Sign the UTF-8 bytes of this string with BSK_SIGNING_KEY using Ed25519, then base64-encode the result.
Node.js example
import crypto from "crypto";
function signRequest(opts: {
method: string;
path: string;
body: Buffer | null;
keyId: string;
signingKeyBase64: string;
}) {
const timestamp = Math.floor(Date.now() / 1000).toString();
const nonce = crypto.randomBytes(16).toString("base64");
let contentDigest = "";
if (opts.body && opts.body.length > 0) {
const hash = crypto.createHash("sha256").update(opts.body).digest("base64");
contentDigest = `sha-256=:${hash}:`;
}
// Length-prefixed fields prevent injection via values containing the delimiter.
const signingString = [
opts.keyId.length, opts.keyId,
timestamp.length, timestamp,
nonce.length, nonce,
opts.method.toUpperCase(),
opts.path.length, opts.path,
contentDigest,
].join(":");
const privateKey = crypto.createPrivateKey({
key: Buffer.from(opts.signingKeyBase64, "base64"),
format: "der",
type: "pkcs8",
});
const signature = crypto
.sign(null, Buffer.from(signingString, "utf8"), privateKey)
.toString("base64");
return {
"Bs-Key-Id": opts.keyId,
"Bs-Timestamp": timestamp,
"Bs-Nonce": nonce,
"Bs-Signature": signature,
...(contentDigest ? { "Content-Digest": contentDigest } : {}),
};
}Your first call
All endpoints are called with POST and a JSON body. Endpoints that take no input are called with no body — omit Content-Digest entirely, and the last segment of the signing string is an empty string:
const headers = signRequest({
method: "POST",
path: "/v1/account.balance.getMany",
body: null,
keyId: process.env.BSK_KEY_ID!,
signingKeyBase64: process.env.BSK_SIGNING_KEY!,
});
const response = await fetch("https://api.blacksheep.money/v1/account.balance.getMany", {
method: "POST",
headers,
});With an input, sign the exact body bytes you send:
const body = Buffer.from(JSON.stringify({ id: "1d2b8e7a-…" }));
const headers = signRequest({
method: "POST",
path: "/v1/transaction.get",
body,
keyId: process.env.BSK_KEY_ID!,
signingKeyBase64: process.env.BSK_SIGNING_KEY!,
});
const response = await fetch("https://api.blacksheep.money/v1/transaction.get", {
method: "POST",
headers: { ...headers, "Content-Type": "application/json" },
body,
});Common pitfalls
- Length prefixes — every variable-length field (key ID, timestamp, nonce, path) must be preceded by its byte length. Missing prefixes will cause
invalid_signature. - base64 not base64url —
Bs-Nonce,Bs-Signature, andContent-Digestall use standard base64 (+,/,=). base64url variants will fail verification. - Exact path — sign the full path including query string, exactly as sent. Any encoding difference breaks the signature.

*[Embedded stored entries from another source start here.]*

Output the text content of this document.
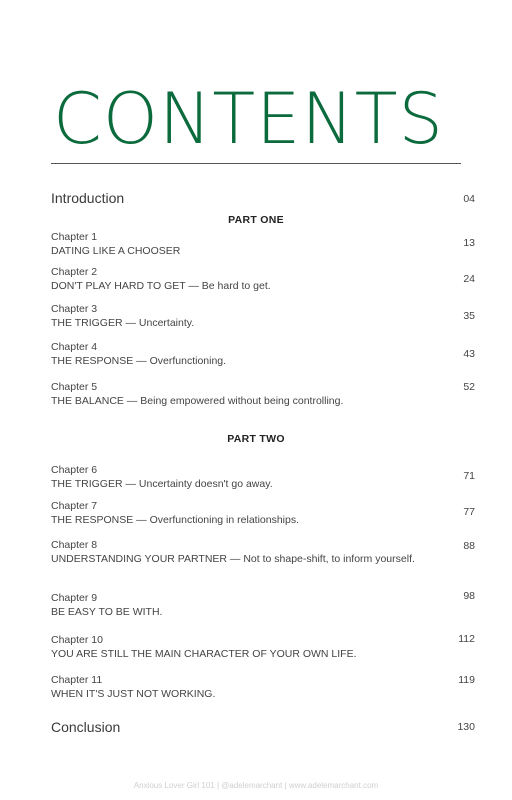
CONTENTS
Introduction	04
PART ONE
Chapter 1
DATING LIKE A CHOOSER
13
Chapter 2
DON'T PLAY HARD TO GET — Be hard to get.
24
Chapter 3
THE TRIGGER — Uncertainty.
35
Chapter 4
THE RESPONSE — Overfunctioning.
43
Chapter 5
THE BALANCE — Being empowered without being controlling.
52
PART TWO
Chapter 6
THE TRIGGER — Uncertainty doesn't go away.
71
Chapter 7
THE RESPONSE — Overfunctioning in relationships.
77
Chapter 8
UNDERSTANDING YOUR PARTNER — Not to shape-shift, to inform yourself.
88
Chapter 9
BE EASY TO BE WITH.
98
Chapter 10
YOU ARE STILL THE MAIN CHARACTER OF YOUR OWN LIFE.
112
Chapter 11
WHEN IT'S JUST NOT WORKING.
119
Conclusion	130
Anxious Lover Girl 101 | @adelemarchant | www.adelemarchant.com
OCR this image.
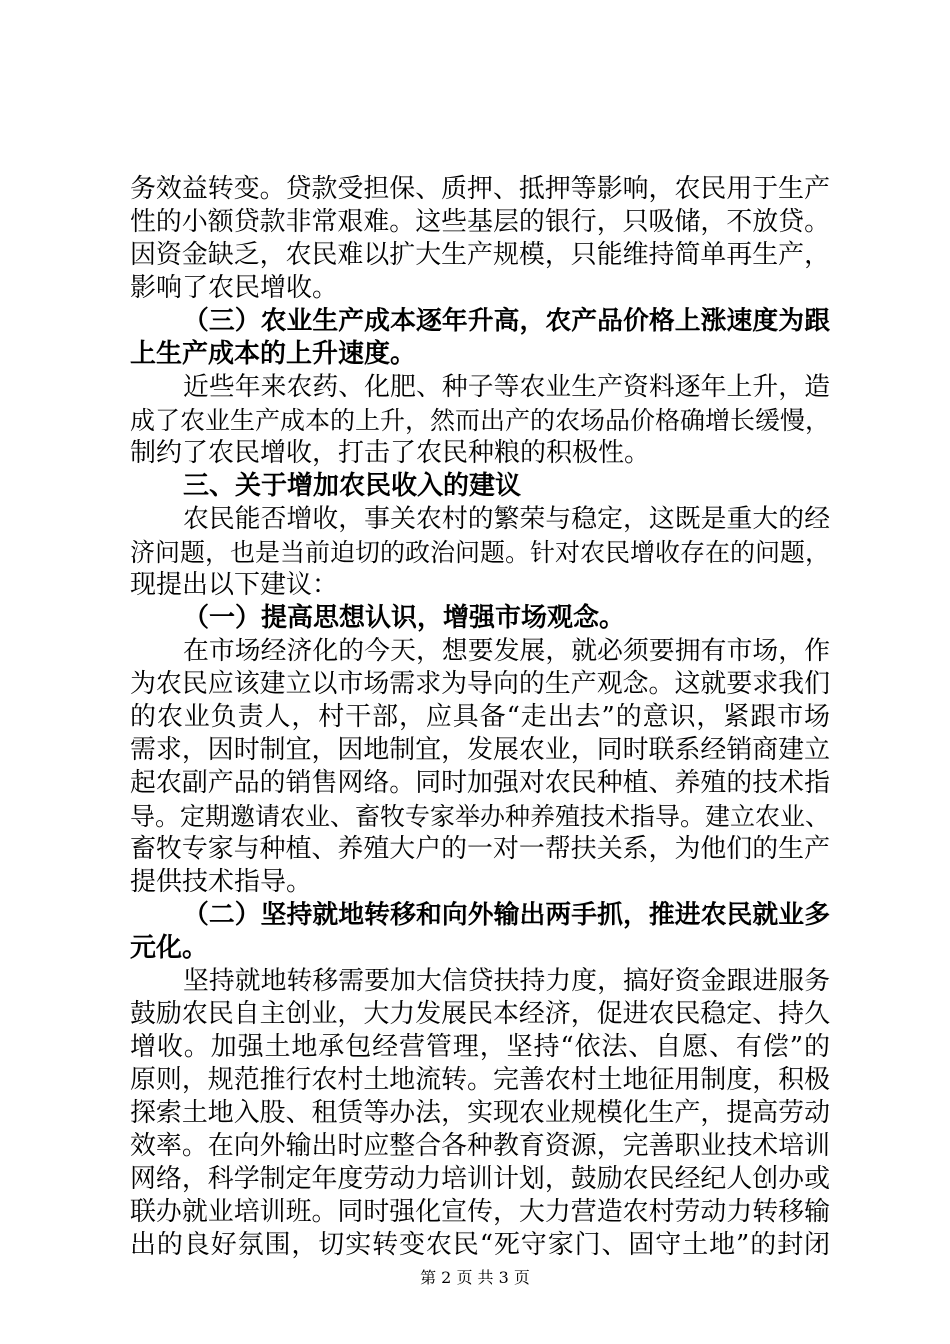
务效益转变。贷款受担保、质押、抵押等影响，农民用于生产
性的小额贷款非常艰难。这些基层的银行，只吸储，不放贷。
因资金缺乏，农民难以扩大生产规模，只能维持简单再生产，
影响了农民增收。
（三）农业生产成本逐年升高，农产品价格上涨速度为跟
上生产成本的上升速度。
近些年来农药、化肥、种子等农业生产资料逐年上升，造
成了农业生产成本的上升，然而出产的农场品价格确增长缓慢，
制约了农民增收，打击了农民种粮的积极性。
三、关于增加农民收入的建议
农民能否增收，事关农村的繁荣与稳定，这既是重大的经
济问题，也是当前迫切的政治问题。针对农民增收存在的问题，
现提出以下建议：
（一）提高思想认识，增强市场观念。
在市场经济化的今天，想要发展，就必须要拥有市场，作
为农民应该建立以市场需求为导向的生产观念。这就要求我们
的农业负责人，村干部，应具备“走出去”的意识，紧跟市场
需求，因时制宜，因地制宜，发展农业，同时联系经销商建立
起农副产品的销售网络。同时加强对农民种植、养殖的技术指
导。定期邀请农业、畜牧专家举办种养殖技术指导。建立农业、
畜牧专家与种植、养殖大户的一对一帮扶关系，为他们的生产
提供技术指导。
（二）坚持就地转移和向外输出两手抓，推进农民就业多
元化。
坚持就地转移需要加大信贷扶持力度，搞好资金跟进服务
鼓励农民自主创业，大力发展民本经济，促进农民稳定、持久
增收。加强土地承包经营管理，坚持“依法、自愿、有偿”的
原则，规范推行农村土地流转。完善农村土地征用制度，积极
探索土地入股、租赁等办法，实现农业规模化生产，提高劳动
效率。在向外输出时应整合各种教育资源，完善职业技术培训
网络，科学制定年度劳动力培训计划，鼓励农民经纪人创办或
联办就业培训班。同时强化宣传，大力营造农村劳动力转移输
出的良好氛围，切实转变农民“死守家门、固守土地”的封闭
第 2 页 共 3 页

- No leading/trailing whitespace — strip any whitespace from header values before signing.
- Clock skew —
Bs-Timestampmust be within 300 seconds of the server clock. Sync your clock with NTP. - Nonce uniqueness — generate 16 fresh random bytes per request. Reusing a nonce within the 10-minute window returns
replay_detected.
Error reference
All signature failures return HTTP 401 with the body { "error": "<code>" } (note: a flat string — endpoint-level errors use the richer { "error": { "code", "message" } } envelope instead):
| Error | Cause |
|---|---|
invalid_signature | Missing required headers, bad signature, unknown or revoked key ID, Content-Digest absent when body present, or body/digest mismatch |
stale_request | Bs-Timestamp is more than 300 seconds from server clock |
replay_detected | The same Bs-Key-Id + Bs-Nonce combination was used within the 10-minute window |
When debugging, verify each field of the signing string byte-for-byte against the order and format above. A 401 invalid_signature on an otherwise valid key almost always means a signing string construction error.